Il diritto del minore alla riservatezza “deve essere sempre considerato come primario rispetto al diritto di critica e cronaca”. Lo ricorda il Garante della Privacy che oggi – senza citarlo esplicitamente, ma rifacendosi genericamente “ad alcuni episodi recentemente verificatisi” – interviene sulle polemiche sollevate in questi giorni dopo la pubblicazione sulla copertina di Gente della foto in costume della figlia 13enne di Francesco Totti e Ilary Blasi.

Pasquale Stanzione

La normativa che tutela i minori, sottolinea nella sua nota il Garante, richiede sempre quando si parla o si scrive di loro, “l’adozione di particolari cautele volte ad evitare di esporre i minori alla diffusione delle informazioni che li riguardano, ivi compresa la loro immagine, con conseguenze negative che possono riverberarsi sul loro sviluppo sereno all’interno del proprio contesto di vita”.

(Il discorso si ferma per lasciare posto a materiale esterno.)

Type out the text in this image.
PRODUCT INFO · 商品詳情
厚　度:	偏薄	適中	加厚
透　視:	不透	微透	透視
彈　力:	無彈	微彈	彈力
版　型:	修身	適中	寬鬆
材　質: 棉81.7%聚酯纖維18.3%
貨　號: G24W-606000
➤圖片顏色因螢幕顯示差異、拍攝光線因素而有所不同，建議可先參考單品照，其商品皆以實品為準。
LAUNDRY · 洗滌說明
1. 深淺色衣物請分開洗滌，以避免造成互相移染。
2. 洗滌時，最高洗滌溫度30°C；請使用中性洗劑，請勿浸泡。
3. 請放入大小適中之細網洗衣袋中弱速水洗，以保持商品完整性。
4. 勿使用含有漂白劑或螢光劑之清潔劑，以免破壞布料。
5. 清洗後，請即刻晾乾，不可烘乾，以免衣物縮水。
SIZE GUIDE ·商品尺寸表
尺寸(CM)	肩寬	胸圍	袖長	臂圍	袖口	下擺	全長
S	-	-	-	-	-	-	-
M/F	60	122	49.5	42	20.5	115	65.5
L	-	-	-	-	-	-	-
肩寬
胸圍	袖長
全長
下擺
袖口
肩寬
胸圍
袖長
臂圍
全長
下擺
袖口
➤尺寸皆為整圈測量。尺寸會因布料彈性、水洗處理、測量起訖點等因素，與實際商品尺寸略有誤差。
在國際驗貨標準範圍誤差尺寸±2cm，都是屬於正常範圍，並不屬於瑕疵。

Il diritto del minore alla riservatezza, ricorda il Garante, “deve essere sempre considerato come primario rispetto al diritto di critica e di cronaca. Anche qualora, per motivi di rilevante interesse pubblico e fermo restando i limiti di legge, il giornalista decida di diffondere notizie o immagini riguardanti minori, dovrà farsi carico della responsabilità di valutare se la pubblicazione sia davvero nell’interesse oggettivo del minore, secondo i principi e i limiti stabiliti dalla Carta di Treviso”.